Thursday, April 19, 2007

Missile Gap, by Charles Stross


The year is now 1973. Just as the Cuban Missile Crisis was heating up something happened. The Earth, once a sphere, is now flat. The balance of power of the Cold War has shifted because the nuclear deterrent of the United States was predicated on being able to launch a missile over the North Pole and then south to Moscow. With the Flat Earth this is impossible and the Communist Soviet Union has spread its power and influence across Europe with only the United Kingdom holding out, but even that is weakening. Democracy has fallen across the flats like dominoes. The world has done more than flatten itself out, however. Sail to the East from Siberia or to the West from California and thousands of miles out there are new continents not populated by humans.

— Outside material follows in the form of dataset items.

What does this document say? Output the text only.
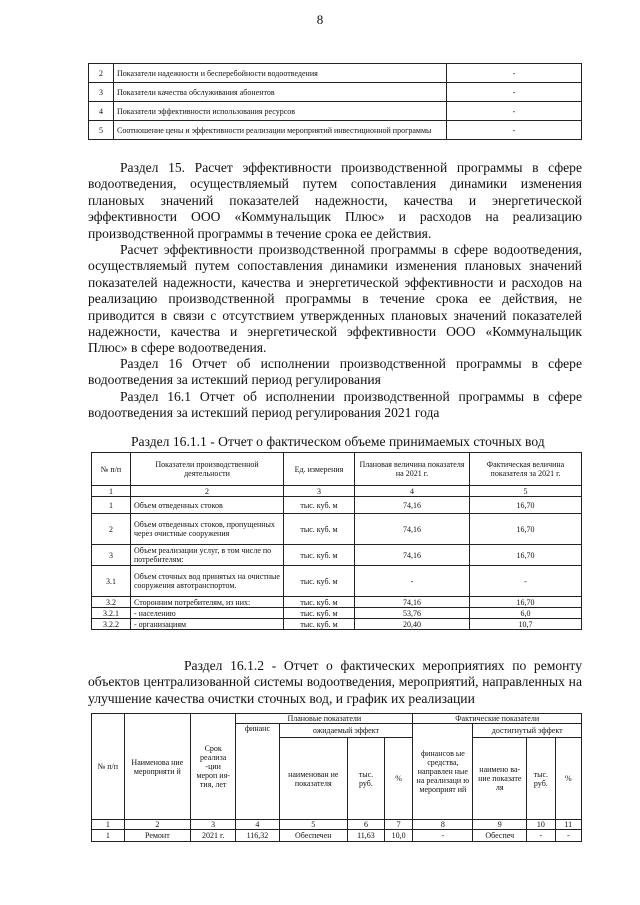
8
2	Показатели надежности и бесперебойности водоотведения	-
3	Показатели качества обслуживания абонентов	-
4	Показатели эффективности использования ресурсов	-
5	Соотношение цены и эффективности реализации мероприятий инвестиционной программы	-

Раздел 15. Расчет эффективности производственной программы в сфере водоотведения, осуществляемый путем сопоставления динамики изменения плановых значений показателей надежности, качества и энергетической эффективности ООО «Коммунальщик Плюс» и расходов на реализацию производственной программы в течение срока ее действия.

Расчет эффективности производственной программы в сфере водоотведения, осуществляемый путем сопоставления динамики изменения плановых значений показателей надежности, качества и энергетической эффективности и расходов на реализацию производственной программы в течение срока ее действия, не приводится в связи с отсутствием утвержденных плановых значений показателей надежности, качества и энергетической эффективности ООО «Коммунальщик Плюс» в сфере водоотведения.

Раздел 16 Отчет об исполнении производственной программы в сфере водоотведения за истекший период регулирования

Раздел 16.1 Отчет об исполнении производственной программы в сфере водоотведения за истекший период регулирования 2021 года

Раздел 16.1.1 - Отчет о фактическом объеме принимаемых сточных вод
№ п/п	Показатели производственной деятельности	Ед. измерения	Плановая величина показателя на 2021 г.	Фактическая величина показателя за 2021 г.
1	2	3	4	5
1	Объем отведенных стоков	тыс. куб. м	74,16	16,70
2	Объем отведенных стоков, пропущенных через очистные сооружения	тыс. куб. м	74,16	16,70
3	Объем реализации услуг, в том числе по потребителям:	тыс. куб. м	74,16	16,70
3.1	Объем сточных вод принятых на очистные сооружения автотранспортом.	тыс. куб. м	-	-
3.2	Сторонним потребителям, из них:	тыс. куб. м	74,16	16,70
3.2.1	- населению	тыс. куб. м	53,76	6,0
3.2.2	- организациям	тыс. куб. м	20,40	10,7

Раздел 16.1.2 - Отчет о фактических мероприятиях по ремонту объектов централизованной системы водоотведения, мероприятий, направленных на улучшение качества очистки сточных вод, и график их реализации

№ п/п	Наименова ние мероприяти й	Срок реализа -ции мероп ия-тия, лет	Плановые показатели				Фактические показатели			
			финанс	ожидаемый эффект			финансов ые средства, направлен ные на реализаци ю мероприят ий	достигнутый эффект		
				наименован ие показателя	тыс. руб.	%		наимено ва-ние показате ля	тыс. руб.	%
1	2	3	4	5	6	7	8	9	10	11
1	Ремонт	2021 г.	116,32	Обеспечен	11,63	10,0	-	Обеспеч	-	-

The Earth has been changed, or perhaps moved.

In Charles Stross's novella Missile Gap we are introduced to a situation where what appears to be Communist plots and infiltration is far more than what it seems to be, where the manifest destinies of two empires now have new frontiers to expand the worldviews of democracy and socialism, and where there is the very real danger of some sort of alien threat because unknown beings of unimaginable power had to have been the ones to have changed Earth. Stross touches upon a combination of storylines to advance Missile Gap: a political one, and explorations from the Soviets and Americans about what exactly is on these new massive continents. What has really happened to Earth is a shocker and the ramifications go well beyond the political for our future.

Knowing that this novella first appeared in Gardner Dozois's themed anthology One Million A.D. provides a very different mindset for what sort of story Stross is telling than if the reader goes in blind. This vision of an alternate past is actually a vision of the future and though there is a bit of disjointedness as several of the storylines do not truly intersect, the combination of viewpoints provides a broad view of the impact of this world change that would not be possible with a single viewpoint narrative. References to real life political and science figures like Carl Sagan and President (!) Robert McNamara grounds the novel in a sense of reality in this unreal setting. While some readers may be disappointed in the lack of emotional depth or full exploration of the political (or alien) aspects of Missile Gap, this novella shows another part of the true range of Charles Stross as a storyteller as he is able to move between different styles of speculative fiction with ease and tell a masterful story each time. Weighing in at fewer than one hundred pages, Missile Gap is quite the work of creativity.